Resolución donde sea necesario.

—Miró hacia su escritorio, hacia el informe médico que había apartado—.

Yo también he cometido errores, sabes.

He herido a personas por orgullo o ira o dolor.

—¿Como a quién?

Victoria consideró la pregunta.

—Como a ti.

Te quité a Camille.

Margaret negó con la cabeza.

—No.

La perdimos por nuestra propia ceguera.

Tú la salvaste.

—Quizás.

—Victoria hizo una pausa, sintiendo otra ola de dolor—.

Pero también quería castigarte.

Mostrarte lo que una verdadera madre haría por su hija.

La confesión quedó suspendida en el aire entre ellas.

Victoria se sorprendió por cuánto más ligera se sentía después de haberlo dicho en voz alta.

—¿Fuiste una verdadera madre para tu propia hija?

—preguntó Margaret en voz baja—.

¿Antes de que muriera?

La pregunta debería haberla enfurecido.

En cambio, Victoria sintió un extraño impulso de responder honestamente.

—No.

Estaba demasiado ocupada construyendo mi imperio.

Demasiado enfocada en probarme a mí misma en un mundo de hombres.

—Su voz bajó—.

Sophia pagó el precio de mi ambición.

Murió porque hice enemigos que se vengaron en ella.

—Lo siento —dijo Margaret, y parecía sincera.

Victoria rechazó la simpatía con un gesto.

—Por eso acogí a Camille.

Me recordaba a Sophia.

A quien podría haberse convertido si la hubiera protegido mejor.

—Miró directamente a Margaret—.

No cometeré el mismo error con Camille.

La protegeré hasta mi último aliento.

—¿Y después?

—preguntó Margaret—.

¿Qué pasará entonces?

—Después, te tendrá a ti.

Y a Pierce.

Y las herramientas que le he dado para protegerse —la voz de Victoria se fortaleció con determinación—.

Pero necesito tu palabra.

Tu solemne promesa de que serás la madre que ella merece.

Que nunca elegirás a Rose sobre ella de nuevo, sin importar qué mentiras cuente Rose.

Margaret se puso de pie, con una fuerza inesperada en su postura.

—Lo prometo.

Por mi vida.

Elijo a Camille.

Siempre elegiré a Camille de ahora en adelante.

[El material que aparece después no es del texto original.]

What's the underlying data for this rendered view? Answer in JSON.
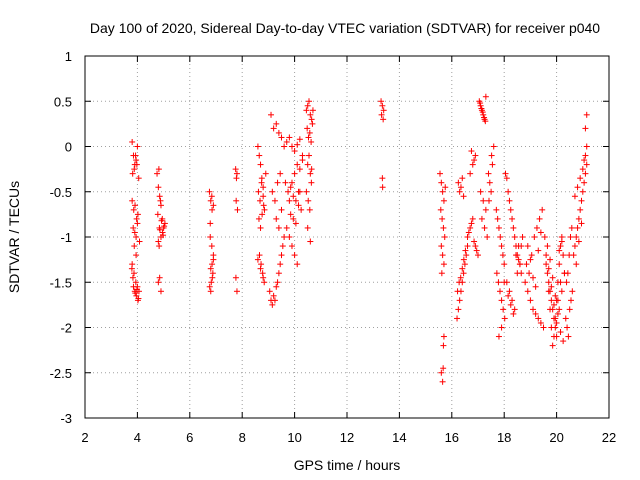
{
  "chart_data": {
    "type": "scatter",
    "title": "Day 100 of 2020, Sidereal Day-to-day VTEC variation (SDTVAR) for receiver p040",
    "xlabel": "GPS time / hours",
    "ylabel": "SDTVAR / TECUs",
    "xlim": [
      2,
      22
    ],
    "ylim": [
      -3,
      1
    ],
    "x_ticks": [
      "2",
      "4",
      "6",
      "8",
      "10",
      "12",
      "14",
      "16",
      "18",
      "20",
      "22"
    ],
    "y_ticks": [
      "1",
      "0.5",
      "0",
      "-0.5",
      "-1",
      "-1.5",
      "-2",
      "-2.5",
      "-3"
    ],
    "grid": true,
    "marker": "+",
    "color": "#ff0000",
    "series": [
      {
        "name": "SDTVAR",
        "x": [
          3.8,
          3.85,
          3.9,
          3.95,
          4.0,
          3.82,
          3.88,
          3.93,
          3.98,
          4.05,
          3.8,
          3.86,
          3.91,
          3.97,
          4.02,
          3.84,
          3.9,
          3.95,
          4.0,
          4.08,
          3.8,
          3.87,
          3.94,
          4.0,
          4.06,
          3.83,
          3.9,
          3.96,
          4.02,
          3.79,
          3.85,
          3.92,
          3.98,
          4.04,
          3.88,
          3.95,
          4.75,
          4.8,
          4.85,
          4.9,
          4.95,
          5.0,
          5.05,
          4.78,
          4.84,
          4.9,
          4.96,
          5.02,
          4.8,
          4.86,
          4.92,
          4.98,
          4.82,
          4.88,
          4.8,
          4.85,
          4.9,
          4.83,
          6.75,
          6.8,
          6.85,
          6.9,
          6.78,
          6.84,
          6.9,
          6.8,
          6.86,
          6.76,
          6.82,
          6.88,
          6.8,
          6.85,
          6.9,
          6.78,
          6.84,
          7.75,
          7.8,
          7.77,
          7.82,
          7.76,
          7.8,
          7.78,
          8.6,
          8.65,
          8.7,
          8.75,
          8.8,
          8.62,
          8.68,
          8.74,
          8.8,
          8.85,
          8.64,
          8.7,
          8.76,
          8.82,
          8.66,
          8.72,
          8.78,
          8.84,
          8.6,
          8.7,
          8.8,
          8.9,
          9.05,
          9.1,
          9.15,
          9.2,
          9.25,
          9.3,
          9.35,
          9.4,
          9.45,
          9.5,
          9.55,
          9.6,
          9.1,
          9.2,
          9.3,
          9.4,
          9.5,
          9.15,
          9.25,
          9.35,
          9.45,
          9.3,
          9.4,
          9.5,
          9.6,
          9.7,
          9.8,
          9.9,
          10.0,
          10.1,
          10.2,
          10.3,
          9.65,
          9.75,
          9.85,
          9.95,
          10.05,
          10.15,
          10.25,
          9.7,
          9.8,
          9.9,
          10.0,
          10.1,
          10.2,
          9.8,
          9.9,
          10.0,
          10.1,
          10.2,
          10.3,
          9.85,
          9.95,
          10.05,
          10.15,
          10.45,
          10.5,
          10.55,
          10.6,
          10.65,
          10.7,
          10.48,
          10.53,
          10.58,
          10.63,
          10.68,
          10.5,
          10.55,
          10.6,
          10.65,
          10.45,
          10.52,
          10.58,
          10.64,
          10.5,
          10.6,
          13.3,
          13.35,
          13.4,
          13.32,
          13.38,
          13.35,
          13.36,
          15.55,
          15.6,
          15.65,
          15.7,
          15.75,
          15.58,
          15.63,
          15.68,
          15.73,
          15.6,
          15.65,
          15.7,
          15.62,
          15.67,
          15.6,
          15.65,
          15.7,
          15.68,
          16.2,
          16.25,
          16.3,
          16.35,
          16.4,
          16.45,
          16.5,
          16.55,
          16.6,
          16.22,
          16.28,
          16.34,
          16.4,
          16.46,
          16.52,
          16.25,
          16.3,
          16.35,
          16.4,
          16.45,
          16.6,
          16.7,
          16.8,
          16.9,
          17.0,
          16.65,
          16.75,
          16.85,
          16.95,
          16.7,
          16.8,
          16.9,
          16.75,
          16.85,
          17.05,
          17.1,
          17.15,
          17.2,
          17.25,
          17.3,
          17.08,
          17.13,
          17.18,
          17.23,
          17.28,
          17.1,
          17.2,
          17.3,
          17.15,
          17.25,
          17.35,
          17.4,
          17.45,
          17.5,
          17.55,
          17.6,
          17.42,
          17.52,
          17.7,
          17.75,
          17.8,
          17.85,
          17.9,
          17.95,
          18.0,
          17.72,
          17.78,
          17.84,
          17.9,
          17.96,
          18.02,
          17.8,
          17.9,
          18.0,
          18.05,
          18.1,
          18.15,
          18.2,
          18.25,
          18.3,
          18.35,
          18.4,
          18.45,
          18.5,
          18.55,
          18.6,
          18.65,
          18.7,
          18.1,
          18.2,
          18.3,
          18.4,
          18.5,
          18.6,
          18.15,
          18.25,
          18.35,
          18.45,
          18.55,
          18.65,
          18.8,
          18.9,
          19.0,
          19.1,
          19.2,
          19.3,
          19.4,
          19.5,
          18.85,
          18.95,
          19.05,
          19.15,
          19.25,
          19.35,
          19.45,
          18.9,
          19.0,
          19.1,
          19.2,
          19.3,
          19.4,
          19.55,
          19.6,
          19.65,
          19.7,
          19.75,
          19.8,
          19.85,
          19.9,
          19.95,
          20.0,
          20.05,
          20.1,
          20.15,
          20.2,
          20.25,
          20.3,
          19.6,
          19.7,
          19.8,
          19.9,
          20.0,
          20.1,
          20.2,
          20.3,
          19.65,
          19.75,
          19.85,
          19.95,
          20.05,
          20.15,
          20.25,
          19.7,
          19.8,
          19.9,
          20.0,
          20.1,
          20.2,
          19.75,
          19.85,
          19.95,
          20.05,
          20.15,
          20.35,
          20.4,
          20.45,
          20.5,
          20.55,
          20.6,
          20.38,
          20.43,
          20.48,
          20.53,
          20.58,
          20.65,
          20.7,
          20.75,
          20.8,
          20.85,
          20.9,
          20.95,
          21.0,
          21.05,
          21.1,
          21.15,
          20.7,
          20.8,
          20.9,
          21.0,
          21.1,
          20.75,
          20.85,
          20.95,
          21.05,
          21.15,
          21.1,
          21.15
        ],
        "y": [
          0.05,
          -0.1,
          -0.2,
          -0.15,
          0.0,
          -0.3,
          -0.25,
          -0.1,
          -0.2,
          -0.35,
          -0.6,
          -0.7,
          -0.65,
          -0.8,
          -0.75,
          -0.9,
          -0.95,
          -1.0,
          -0.85,
          -1.05,
          -1.3,
          -1.4,
          -1.5,
          -1.55,
          -1.6,
          -1.45,
          -1.6,
          -1.65,
          -1.7,
          -1.35,
          -1.55,
          -1.62,
          -1.58,
          -1.68,
          -1.1,
          -1.2,
          -0.3,
          -0.45,
          -0.55,
          -0.65,
          -0.8,
          -0.9,
          -0.85,
          -0.75,
          -0.9,
          -1.0,
          -0.95,
          -0.88,
          -1.05,
          -0.92,
          -0.82,
          -0.98,
          -0.25,
          -0.6,
          -1.5,
          -1.45,
          -1.6,
          -1.1,
          -0.5,
          -0.6,
          -0.7,
          -0.65,
          -1.0,
          -1.1,
          -1.2,
          -1.35,
          -1.45,
          -1.55,
          -1.5,
          -1.4,
          -1.6,
          -1.3,
          -1.25,
          -0.85,
          -0.55,
          -0.25,
          -0.3,
          -0.6,
          -0.7,
          -1.45,
          -1.6,
          -0.35,
          0.0,
          -0.1,
          -0.2,
          -0.35,
          -0.45,
          -0.5,
          -0.6,
          -0.4,
          -0.55,
          -0.7,
          -0.8,
          -0.9,
          -0.75,
          -0.65,
          -1.2,
          -1.3,
          -1.4,
          -1.5,
          -1.25,
          -1.35,
          -1.45,
          -0.3,
          -1.6,
          -1.7,
          -1.75,
          -1.65,
          -1.7,
          -1.55,
          -1.5,
          -1.4,
          -1.3,
          -1.2,
          -1.1,
          -1.0,
          0.35,
          0.2,
          0.25,
          0.15,
          0.1,
          -0.5,
          -0.6,
          -0.4,
          -0.3,
          -0.8,
          -0.9,
          -0.7,
          0.0,
          0.05,
          0.1,
          0.0,
          -0.05,
          0.02,
          0.08,
          -0.1,
          -0.4,
          -0.5,
          -0.45,
          -0.55,
          -0.6,
          -0.65,
          -0.7,
          -0.9,
          -1.0,
          -1.1,
          -1.2,
          -1.3,
          -0.5,
          -0.6,
          -0.4,
          -0.3,
          -0.2,
          -0.25,
          -0.15,
          -0.75,
          -0.8,
          -0.85,
          -0.5,
          0.4,
          0.45,
          0.5,
          0.35,
          0.3,
          0.4,
          0.2,
          0.1,
          0.15,
          0.05,
          0.25,
          -0.2,
          -0.1,
          -0.3,
          -0.25,
          -0.5,
          -0.6,
          -0.7,
          -0.4,
          -0.9,
          -1.05,
          0.5,
          0.45,
          0.4,
          0.35,
          0.3,
          -0.35,
          -0.45,
          -0.3,
          -0.4,
          -0.5,
          -0.6,
          -0.45,
          -0.7,
          -0.8,
          -0.9,
          -1.0,
          -1.1,
          -1.2,
          -1.3,
          -1.4,
          -2.45,
          -2.5,
          -2.6,
          -2.1,
          -2.2,
          -1.9,
          -1.8,
          -1.7,
          -1.6,
          -1.5,
          -1.4,
          -1.3,
          -1.2,
          -1.1,
          -1.6,
          -1.5,
          -1.45,
          -1.35,
          -1.25,
          -1.15,
          -0.4,
          -0.5,
          -0.45,
          -0.35,
          -0.55,
          -1.0,
          -0.9,
          -0.8,
          -1.1,
          -1.2,
          -0.95,
          -0.85,
          -1.05,
          -1.15,
          -0.3,
          -0.2,
          -0.1,
          -0.05,
          -0.15,
          0.5,
          0.45,
          0.4,
          0.35,
          0.3,
          0.55,
          0.48,
          0.42,
          0.38,
          0.32,
          0.28,
          -0.5,
          -0.6,
          -0.7,
          -0.8,
          -0.9,
          -1.0,
          -0.3,
          -0.4,
          -0.5,
          -0.2,
          0.0,
          -0.6,
          -0.1,
          -0.7,
          -0.8,
          -0.9,
          -1.0,
          -1.1,
          -1.2,
          -1.3,
          -1.4,
          -1.5,
          -1.6,
          -1.7,
          -1.8,
          -1.9,
          -2.1,
          -2.0,
          -1.5,
          -0.3,
          -0.35,
          -0.5,
          -0.6,
          -0.7,
          -0.8,
          -0.9,
          -1.0,
          -1.1,
          -1.2,
          -1.25,
          -1.3,
          -1.1,
          -1.0,
          -1.5,
          -1.6,
          -1.7,
          -1.8,
          -1.4,
          -1.3,
          -1.65,
          -1.75,
          -1.85,
          -1.2,
          -1.1,
          -1.4,
          -1.5,
          -1.6,
          -1.7,
          -1.8,
          -1.85,
          -1.9,
          -1.95,
          -2.0,
          -1.3,
          -1.4,
          -1.2,
          -1.0,
          -0.9,
          -0.8,
          -0.7,
          -1.1,
          -1.25,
          -1.45,
          -1.55,
          -1.15,
          -0.95,
          -1.0,
          -1.2,
          -1.4,
          -1.6,
          -1.8,
          -2.0,
          -2.2,
          -2.1,
          -1.9,
          -1.7,
          -1.5,
          -1.3,
          -1.1,
          -1.0,
          -1.2,
          -1.4,
          -1.3,
          -1.5,
          -1.7,
          -1.9,
          -2.1,
          -1.8,
          -1.6,
          -1.4,
          -1.1,
          -1.25,
          -1.45,
          -1.65,
          -1.85,
          -2.05,
          -2.15,
          -1.35,
          -1.55,
          -1.75,
          -1.95,
          -1.15,
          -1.05,
          -1.6,
          -1.8,
          -2.0,
          -1.7,
          -1.5,
          -1.9,
          -2.0,
          -2.1,
          -1.8,
          -1.7,
          -1.6,
          -1.5,
          -1.4,
          -1.2,
          -1.0,
          -0.9,
          -1.2,
          -1.1,
          -1.0,
          -0.9,
          -0.8,
          -0.7,
          -0.6,
          -0.5,
          -0.4,
          -0.3,
          -0.2,
          -0.55,
          -0.45,
          -0.35,
          -0.25,
          -0.1,
          -1.3,
          -1.05,
          -0.85,
          -0.15,
          0.0,
          0.2,
          0.35
        ]
      }
    ]
  }
}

Victoria asintió, satisfecha.

—Entonces hay una cosa más que necesito de ti.

—¿Qué es?

—No le digas a Camille sobre mi condición.

Todavía no.

Deja que se enfoque en el Phoenix Grid, en las amenazas de Rose.

Deja que tenga este tiempo sin la sombra de mi muerte cerniéndose sobre ella.

Margaret frunció el ceño.

—Merece saberlo.

—Merece paz —replicó Victoria—.

Tiempo para ser feliz con Pierce.

Tiempo para enfocarse en construir algo, no en perder a alguien.

—¿Cuándo se lo dirás?

—Cuando llegue el momento adecuado.

Cuando ya no pueda ocultarlo más.

—Victoria suspiró—.

O cuando el final esté lo suficientemente cerca como para que no tenga que sufrir mucho tiempo durante mi declive.

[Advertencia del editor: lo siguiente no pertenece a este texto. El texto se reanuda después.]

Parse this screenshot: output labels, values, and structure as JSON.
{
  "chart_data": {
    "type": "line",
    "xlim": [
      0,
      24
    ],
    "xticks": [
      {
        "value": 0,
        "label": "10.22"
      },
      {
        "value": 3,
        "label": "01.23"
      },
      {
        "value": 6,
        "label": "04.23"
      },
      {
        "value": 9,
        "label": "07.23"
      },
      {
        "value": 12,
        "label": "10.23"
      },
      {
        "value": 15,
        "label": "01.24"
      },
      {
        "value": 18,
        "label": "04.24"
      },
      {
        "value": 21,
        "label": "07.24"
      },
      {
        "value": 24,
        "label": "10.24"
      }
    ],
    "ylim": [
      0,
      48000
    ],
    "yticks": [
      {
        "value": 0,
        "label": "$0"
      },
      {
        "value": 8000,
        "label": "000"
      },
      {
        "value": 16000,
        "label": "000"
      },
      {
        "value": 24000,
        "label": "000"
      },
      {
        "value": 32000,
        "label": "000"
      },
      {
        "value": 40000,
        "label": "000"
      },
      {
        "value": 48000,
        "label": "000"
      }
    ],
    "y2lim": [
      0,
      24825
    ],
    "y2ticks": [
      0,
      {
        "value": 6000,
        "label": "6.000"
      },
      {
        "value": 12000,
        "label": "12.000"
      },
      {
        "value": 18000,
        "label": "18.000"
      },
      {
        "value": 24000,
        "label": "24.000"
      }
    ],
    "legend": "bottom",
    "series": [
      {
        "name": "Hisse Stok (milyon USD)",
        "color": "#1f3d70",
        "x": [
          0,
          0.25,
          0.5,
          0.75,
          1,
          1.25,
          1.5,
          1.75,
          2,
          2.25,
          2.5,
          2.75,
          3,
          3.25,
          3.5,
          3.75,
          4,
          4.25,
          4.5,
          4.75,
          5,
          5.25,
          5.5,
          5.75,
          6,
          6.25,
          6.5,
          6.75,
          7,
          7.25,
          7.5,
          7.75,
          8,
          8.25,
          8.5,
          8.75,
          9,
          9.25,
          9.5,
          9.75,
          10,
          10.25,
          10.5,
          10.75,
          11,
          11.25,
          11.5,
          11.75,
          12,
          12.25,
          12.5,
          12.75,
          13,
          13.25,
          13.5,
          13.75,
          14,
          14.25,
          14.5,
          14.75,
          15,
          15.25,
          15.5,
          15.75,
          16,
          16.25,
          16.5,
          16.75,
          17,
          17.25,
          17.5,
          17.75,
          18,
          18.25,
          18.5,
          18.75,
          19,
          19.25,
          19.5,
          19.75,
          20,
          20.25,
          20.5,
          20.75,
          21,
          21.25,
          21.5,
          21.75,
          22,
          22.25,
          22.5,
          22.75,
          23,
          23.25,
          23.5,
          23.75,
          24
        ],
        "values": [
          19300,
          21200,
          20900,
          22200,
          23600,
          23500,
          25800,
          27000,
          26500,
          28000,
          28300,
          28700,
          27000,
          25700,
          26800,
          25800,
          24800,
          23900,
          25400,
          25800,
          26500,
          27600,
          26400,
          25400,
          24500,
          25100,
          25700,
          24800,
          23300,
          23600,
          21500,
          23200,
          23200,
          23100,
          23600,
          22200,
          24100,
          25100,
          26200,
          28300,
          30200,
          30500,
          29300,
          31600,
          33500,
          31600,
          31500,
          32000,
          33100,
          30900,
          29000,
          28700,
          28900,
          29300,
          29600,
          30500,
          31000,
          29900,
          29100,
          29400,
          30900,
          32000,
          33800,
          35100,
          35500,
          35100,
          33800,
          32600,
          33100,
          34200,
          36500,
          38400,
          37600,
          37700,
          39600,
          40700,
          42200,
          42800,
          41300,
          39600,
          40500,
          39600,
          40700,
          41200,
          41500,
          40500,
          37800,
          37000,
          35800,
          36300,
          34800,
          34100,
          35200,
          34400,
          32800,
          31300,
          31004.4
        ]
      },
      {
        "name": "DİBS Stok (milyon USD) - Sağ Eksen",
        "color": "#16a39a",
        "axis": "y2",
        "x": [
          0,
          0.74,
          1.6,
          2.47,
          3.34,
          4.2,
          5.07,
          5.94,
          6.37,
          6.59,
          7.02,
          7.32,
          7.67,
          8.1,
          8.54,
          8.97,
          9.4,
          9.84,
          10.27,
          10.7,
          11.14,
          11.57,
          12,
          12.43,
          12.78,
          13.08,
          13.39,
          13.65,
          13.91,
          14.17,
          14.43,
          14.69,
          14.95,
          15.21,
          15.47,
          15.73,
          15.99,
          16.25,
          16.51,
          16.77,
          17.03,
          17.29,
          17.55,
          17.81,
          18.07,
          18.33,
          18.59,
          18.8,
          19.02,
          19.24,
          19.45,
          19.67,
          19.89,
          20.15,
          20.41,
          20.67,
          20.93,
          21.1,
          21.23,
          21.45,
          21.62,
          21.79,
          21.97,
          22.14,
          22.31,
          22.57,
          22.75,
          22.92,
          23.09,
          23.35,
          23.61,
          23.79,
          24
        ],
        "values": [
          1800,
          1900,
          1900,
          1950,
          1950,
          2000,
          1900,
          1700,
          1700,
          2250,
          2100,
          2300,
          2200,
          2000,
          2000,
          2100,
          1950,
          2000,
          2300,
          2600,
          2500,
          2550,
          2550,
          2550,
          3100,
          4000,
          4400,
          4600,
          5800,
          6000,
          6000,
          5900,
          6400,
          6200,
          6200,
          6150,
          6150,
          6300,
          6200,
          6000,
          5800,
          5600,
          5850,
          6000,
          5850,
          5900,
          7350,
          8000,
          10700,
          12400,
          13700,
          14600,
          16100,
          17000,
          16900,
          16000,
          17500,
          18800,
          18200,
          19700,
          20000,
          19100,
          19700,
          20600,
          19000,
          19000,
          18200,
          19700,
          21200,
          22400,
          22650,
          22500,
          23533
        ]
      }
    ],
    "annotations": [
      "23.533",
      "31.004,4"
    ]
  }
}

Margaret parecía querer discutir, pero luego asintió a regañadientes.

—Guardaré tu secreto.

Por ahora.

Pero no esperes demasiado, Victoria.

Ella nunca te perdonará si no le das la oportunidad de despedirse.

Victoria se permitió una pequeña sonrisa.

—Ahora finalmente estás pensando como su madre.

Margaret devolvió la sonrisa, tentativa pero real.

—Quizás ambas lo estamos, a nuestra manera.

Mientras su reunión concluía y Margaret se preparaba para irse, Victoria sintió una extraña sensación de paz.

Una pieza más asegurada para el futuro de Camille.

Una protección más lista para cuando Victoria ya no estuviera.

Vio salir a Margaret, luego volvió al informe médico.

Seis meses.

Quizás menos.

Tendría que ser tiempo suficiente para terminar lo que había comenzado.

Para hacer las paces donde pudiera, para saldar viejas cuentas donde debiera, y para asegurarse de que Camille estaría rodeada de personas que realmente la amaban cuando Victoria se hubiera ido.

Fuera de su ventana, el sol atravesó las nubes, enviando rayos de luz dorada por toda la ciudad.

Victoria tocó el cristal, sintiendo su calor.

—Sé feliz, Camille —susurró a la habitación vacía—.

Sé fuerte.

Sé amada.

Las palabras se sintieron como una oración, como una promesa, como una despedida.